FLOW | COMPAGNIE LINGA
The sho by Linga Company is inspired by the amazing performance of animal group movements, such as schools of fish, flocks of birds or swarms of insects. These flexible and fluid formations (capable of immediately modifying their speed and direction without losing spatial coherence,), question the laws of interaction and the ways of relating between the different members of a group and the coordination of their movements. “Flow” also marks Linga’s first collaboration with Keda, a French-Korean duo formed by E’ Joung-Ju and Mathias Delplanque, who like to confront ancient nuances of the world with textures, rhythms and electronic resources. With a musical score performed live, the work proposes a liberating and joyful performing experience.
FIGURAS DE LA MEMORIA | CÉLINE BURNAND
Swiss visual artist Céline Burnand and Afro-Colombian dancer Andrea Bonilla from Cali attempted to revive the invisible bodies of history, replacing them with emblematic architectures of the colonial project, often in ruins and evoking the failure of such enterprises, or the damage they caused, not only to local populations but also to nature and intangible heritage. Following a research trip by Céline to Colombia, the work developed from textual and photographic archives.

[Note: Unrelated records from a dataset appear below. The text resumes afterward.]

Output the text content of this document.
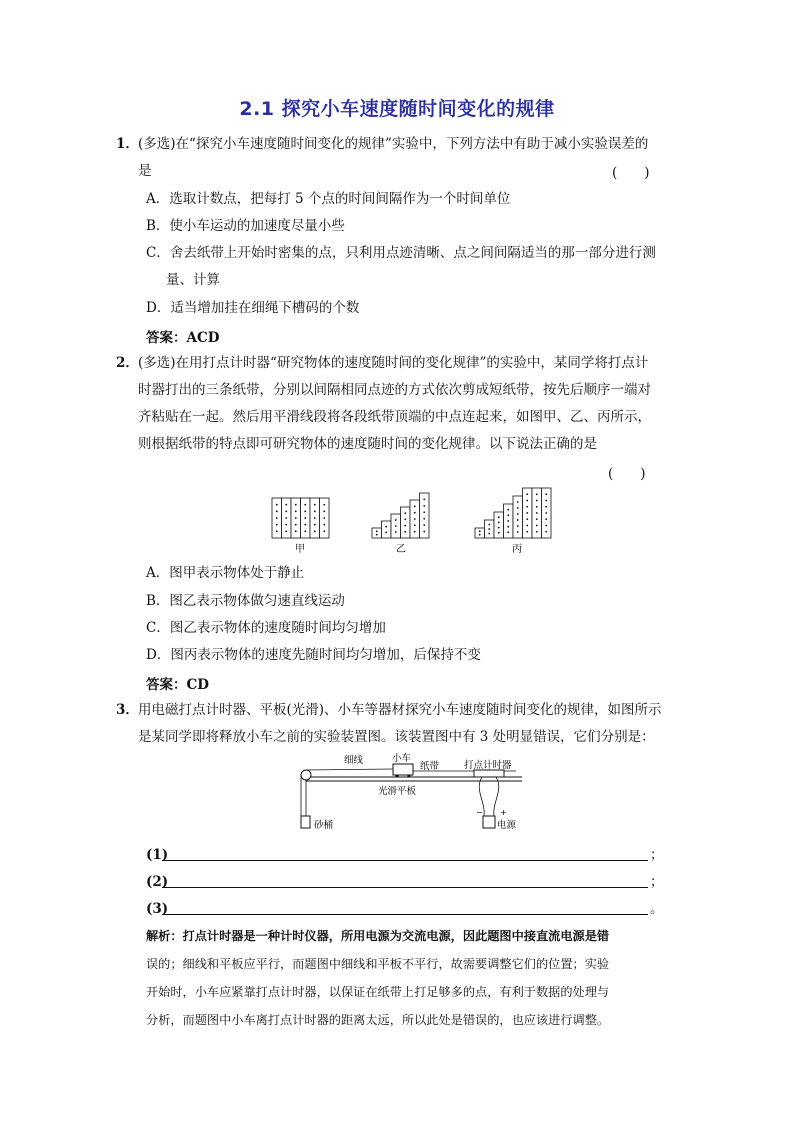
2.1 探究小车速度随时间变化的规律
1． (多选)在“探究小车速度随时间变化的规律”实验中，下列方法中有助于减小实验误差的
是	(　　)
A．选取计数点，把每打 5 个点的时间间隔作为一个时间单位
B．使小车运动的加速度尽量小些
C．舍去纸带上开始时密集的点，只利用点迹清晰、点之间间隔适当的那一部分进行测
量、计算
D．适当增加挂在细绳下槽码的个数
答案：ACD
2． (多选)在用打点计时器“研究物体的速度随时间的变化规律”的实验中，某同学将打点计
时器打出的三条纸带，分别以间隔相同点迹的方式依次剪成短纸带，按先后顺序一端对
齐粘贴在一起。然后用平滑线段将各段纸带顶端的中点连起来，如图甲、乙、丙所示，
则根据纸带的特点即可研究物体的速度随时间的变化规律。以下说法正确的是
(　　)
甲	乙	丙
A．图甲表示物体处于静止
B．图乙表示物体做匀速直线运动
C．图乙表示物体的速度随时间均匀增加
D．图丙表示物体的速度先随时间均匀增加，后保持不变
答案：CD
3． 用电磁打点计时器、平板(光滑)、小车等器材探究小车速度随时间变化的规律，如图所示
是某同学即将释放小车之前的实验装置图。该装置图中有 3 处明显错误，它们分别是：
细线	小车
纸带	打点计时器
光滑平板
砂桶	电源
− +
(1)	；
(2)	；
(3)	。
解析：打点计时器是一种计时仪器，所用电源为交流电源，因此题图中接直流电源是错
误的；细线和平板应平行，而题图中细线和平板不平行，故需要调整它们的位置；实验
开始时，小车应紧靠打点计时器，以保证在纸带上打足够多的点，有利于数据的处理与
分析，而题图中小车离打点计时器的距离太远，所以此处是错误的，也应该进行调整。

The circulation and exchange of ideas and images then emerged in the act of dance, a kind of catharsis for the dancer filmed by Céline. On the right side of the diptych, Andrea dances in various spaces on the Pacific coast where slaves found refuge during the Spanish occupation, and where certain fugitives from the Gorgona prison hid during the 20th century. On the left, Egyptian dancers Amina Abouelghar, Eman Hussein and Samar Ezzat dance in various parts of the Helwan sanatorium, south of Cairo, where tuberculosis patients were treated from 1926 to 1950, and for which Céline has personal archives.